Yes, in this specific case it would be better to use iso-2022-jp.

> I have noticed over the years that if you don't spell out the
> recommendations, implementors will do the wrong thing. In this case,
> would it be a good idea to add such recommendations to the
> registration itself? Or should a new RFC be written, in order to
> provide the recommendations in more detail?

I certainly would have no problem with such a recommendation being part of the
registration, although I'm not quite sure how I'd embody such a recommendation
in an actual implementation.

>  > >I understand that ISO-2022-JP texts with "ESC $ B" and
>  > >"ESC ( B" can be accepted by ISO-2022-JP-2004 decoder.
>  > >It is problematic when "ESC $ @" or "ESC ( J" is used but
>  > >they are very rare now.

> Which escape sequences are permitted in iso-2022-jp-2004? There are 3
> problems with the link you sent earlier*: The first page is in
> Japanese, and when you search for X0213, the results are in Japanese
> too. Then X0213 is split into many PDFs, and it is not clear which one
> to download in order to see the escape sequences, nor am I inclined to
> download all of the pieces. Finally, that site was down yesterday and
> up today. How often does it go down?

> * http://www.jisc.go.jp/app/JPS/JPSO0020.html

>  > >Now I know "ISO-2022-JP-2004 vs Unicode
>  > >mapping table" at http://x0213.org/codetable/iso-2022-jp-2004-std.txt

> I wonder whether either or both of these links would be good to have
> in the registration:

> http://www.itscj.ipsj.or.jp/ISO-IR/233.pdf
> http://www.itscj.ipsj.or.jp/ISO-IR/

> Erik van der Poel
> Editor and co-author of RFC 1468 (iso-2022-jp)

Well, since you kinda sorta brought it up, I have an issue to raise with RFC
1468. In the formal syntax, it says:

    single-byte-seq     = ESC "(" ( "B" / "J" )
    single-byte-segment = single-byte-seq 1*single-byte-char

The "1*" in this turns out to be fairly problematic in how it interacts with
MIME encoded words. To use the earlier encoded-word as the basis for an
example, suppose you have a header field containing:

  =?ISO-2022-JP?Q?=1B=24B0B2=2C9=270l=1B=28B?= =?ISO-2022-JP?Q?=1B=24B0B2=2C9=270l=1B=28B?=

According to encoded-word rules, the space between adjacent encoded words is
supposed to be discarded when decoding.
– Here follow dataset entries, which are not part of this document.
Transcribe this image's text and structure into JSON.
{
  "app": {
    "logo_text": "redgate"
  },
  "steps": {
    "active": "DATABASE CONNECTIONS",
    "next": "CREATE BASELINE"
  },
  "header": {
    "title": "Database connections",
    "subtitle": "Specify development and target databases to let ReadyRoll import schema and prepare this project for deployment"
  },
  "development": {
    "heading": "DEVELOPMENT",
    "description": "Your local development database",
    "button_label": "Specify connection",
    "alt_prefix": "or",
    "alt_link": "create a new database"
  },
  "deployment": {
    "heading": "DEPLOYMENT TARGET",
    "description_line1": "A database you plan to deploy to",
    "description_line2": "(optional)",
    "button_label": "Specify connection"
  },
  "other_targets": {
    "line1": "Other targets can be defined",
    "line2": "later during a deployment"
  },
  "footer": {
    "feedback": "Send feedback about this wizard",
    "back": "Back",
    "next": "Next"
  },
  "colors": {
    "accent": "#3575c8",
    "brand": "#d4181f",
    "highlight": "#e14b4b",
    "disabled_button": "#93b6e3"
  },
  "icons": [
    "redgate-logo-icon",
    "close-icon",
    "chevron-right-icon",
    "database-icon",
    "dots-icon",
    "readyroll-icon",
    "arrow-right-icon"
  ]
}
So this decodes to a sequence that has
this in it:

  ESC ( B ESC $ B

And this is illegal according to the formal grammar, which basically says that
ESC ( B either has to appear at the end of a segment or else has to be followed
by some amount of ASCII text. And unfortunately there are implementations out
there that refuse to decode this. (IMO such implementations are in violation of
the robustness principle, but they are technically within their rights
according to the standards.)

Addressing this means that the encoded word decoder (which often operates at a
completely different level than charset handling) has to be made charset-aware
enough to know to remove the ESC ( B ESC $ B sequence in its entirety, which is
more than a little ugly.

The obvious remedy is to change the rule to be:

    single-byte-segment = single-byte-seq 0*single-byte-char

But this then brings up the concern that it will make some currently compliant
implementations incompliant.

I frankly don't see a good way to fix this. Suggestions?

				Ned